Die Steiermark Tourismus GmbH hat acht Fokusmarkte definiert: Österreich, Deutschland, Ungarn, Tschechien, Niederlande, Polen, Slowakei und Italien. Betriebe sollten ihre Angebote und Online-Präsenz auf diese Märkte ausrichten. Besonders der CEE-Raum bietet Wachstumspotenzial.
Langfristige Entwicklung und Vergleich
Die Steiermark positioniert sich zunehmend als Ganzjahresdestination. Während der Winter traditionell von Schladming-Dachstein und den Skigebieten getragen wird, gewinnen Thermen, Kulinarik, Wandern und Radfahren im Sommer immer mehr an Bedeutung. Die Herbstferien haben sich als wichtiger Buchungszeitraum etabliert, und auch der Adventtourismus in Graz entwickelt positive Dynamik. Diese Diversifizierung macht die steirische Tourismuswirtschaft widerstandsfähiger gegen saisonale Schwankungen und Wettereinflüsse.
Im Vergleich zum Tourismusjahr 2015 kamen zusätzlich rund 850.000 Gäste in die Steiermark. Das entspricht einem Anstieg von 22,5 Prozent. Die Nächtigungen stiegen im selben Zeitraum um knapp 2,3 Millionen oder 19,4 Prozent. Die Steiermark ist damit drauf und dran, im Bundesländer-Vergleich zu den Top-3-Tourismusdestinationen Österreichs vorzustossen.

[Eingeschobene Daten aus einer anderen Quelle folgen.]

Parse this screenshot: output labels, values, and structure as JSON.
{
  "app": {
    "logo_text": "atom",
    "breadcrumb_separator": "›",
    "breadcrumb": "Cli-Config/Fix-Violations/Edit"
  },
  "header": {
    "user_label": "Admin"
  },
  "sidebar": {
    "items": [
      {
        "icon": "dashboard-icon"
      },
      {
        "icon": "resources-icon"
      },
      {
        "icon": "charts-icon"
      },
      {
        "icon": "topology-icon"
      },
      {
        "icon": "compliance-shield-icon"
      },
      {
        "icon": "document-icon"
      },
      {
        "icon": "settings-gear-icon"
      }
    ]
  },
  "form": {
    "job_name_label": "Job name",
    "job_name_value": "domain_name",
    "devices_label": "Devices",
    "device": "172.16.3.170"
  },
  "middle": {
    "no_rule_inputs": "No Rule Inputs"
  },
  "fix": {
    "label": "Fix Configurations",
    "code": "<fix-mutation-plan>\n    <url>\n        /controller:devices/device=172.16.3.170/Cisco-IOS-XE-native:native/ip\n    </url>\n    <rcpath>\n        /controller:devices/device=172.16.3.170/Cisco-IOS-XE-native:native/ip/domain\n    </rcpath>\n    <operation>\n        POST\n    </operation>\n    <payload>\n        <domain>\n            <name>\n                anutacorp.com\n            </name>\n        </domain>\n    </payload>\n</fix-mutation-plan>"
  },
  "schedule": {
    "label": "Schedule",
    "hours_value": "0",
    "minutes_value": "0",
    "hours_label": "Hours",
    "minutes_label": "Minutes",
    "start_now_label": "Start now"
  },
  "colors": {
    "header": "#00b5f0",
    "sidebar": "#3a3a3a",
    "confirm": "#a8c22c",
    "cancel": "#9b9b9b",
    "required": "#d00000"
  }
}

Österreichweit wurden von Jänner bis November 2025 rund 143,34 Millionen Nächtigungen gemeldet, ein Plus von 1,2 Prozent. Der Tourismus bleibt damit eine Konjunkturstütze in wirtschaftlich angespannten Zeiten. Gemeinsam mit der Freizeitwirtschaft erwirtschaftet die Branche bundesweit rund 14 Prozent der Wirtschaftsleistung und sichert uber 567.000 Vollzeitarbeitsplatze.
Wertschöpfung und Beschäftigung
Der Tourismus ist für die steirische Wirtschaft ein unverzichtbarer Faktor. In der Steiermark sichert der Tourismus tausende Arbeitsplätze – von der Hotellerie über die Gastronomie bis hin zu Bergbahnen, Ausflugszielen und regionalen Zulieferbetrieben. Allein das Thermen- und Vulkanland generiert 104 Millionen Euro Wertschöpfung und beschäftigt über 4.300 Erwerbstätige. Die Region Schladming-Dachstein erwirtschaftete zuletzt rund 316 Millionen Euro Umsatz in Gastronomie und Hotellerie.
Ausblick 2026: Koralmbahn und neue Märkte
Mit der Eröffnung der Koralmbahn im Dezember 2025 eröffnen sich neue Perspektiven. Die Verbindung Graz-Klagenfurt in nur 42 Minuten schafft einen Wirtschafts- und Tourismusraum mit 1,5 Millionen Menschen. Norditalien rückt als Quellmarkt näher, und gemeinsame Kampagnen der Steirischen Tourismus GmbH mit der Kärnten Werbung sind bereits angelaufen.
Der nachste grosse Schritt folgt mit dem Semmering-Basistunnel (voraussichtlich 2030), der die Anbindung Richtung Norden und Wien nochmals deutlich verbessern wird. Für das kommende Jahr 2026 setzt der Steiermark-Tourismus darüber hinaus zudem auf Jubiläen wie 400 Jahre Schloss Eggenberg und verstärktes Olympia-Marketing rund um die Winterspiele in Mailand und Cortina d’Ampezzo. Die STG hat zudem neue Printprodukte in Planung und verstärkt die Zusammenarbeit mit der Kärnten Werbung für den neuen Tourismusraum Süd.
Trotz Rekordzahlen belasten steigende Energie-, Personal- und Finanzierungskosten viele Betriebe. Die Bundesregierung hat im Jänner 2026 ein Tourismus-Hilfspaket beschlossen, das auf Rahmenbedingungen, Fachkräftesicherung und Entbürokratisierung setzt. Details zu den Maßnahmen finden steirische Betriebe beim Bundeskanzleramt.
Die Steiermark bleibt damit nicht nur Inlands-Liebling, sondern bestätigt auch, dass eine konsequente Qualitätsstrategie der richtige Weg ist. Die STG setzt gemeinsam mit den Erlebnisregionen und Betrieben auf nachhaltiges Wachstum statt auf Massentourismus. Dieses Prinzip hat sich über mehr als zwei Jahrzehnte erfolgreich bewährt und bildet die Grundlage für die weitere Entwicklung des steirischen Tourismus als wirtschaftliches Standbein und Konjunkturstütze der gesamten Region.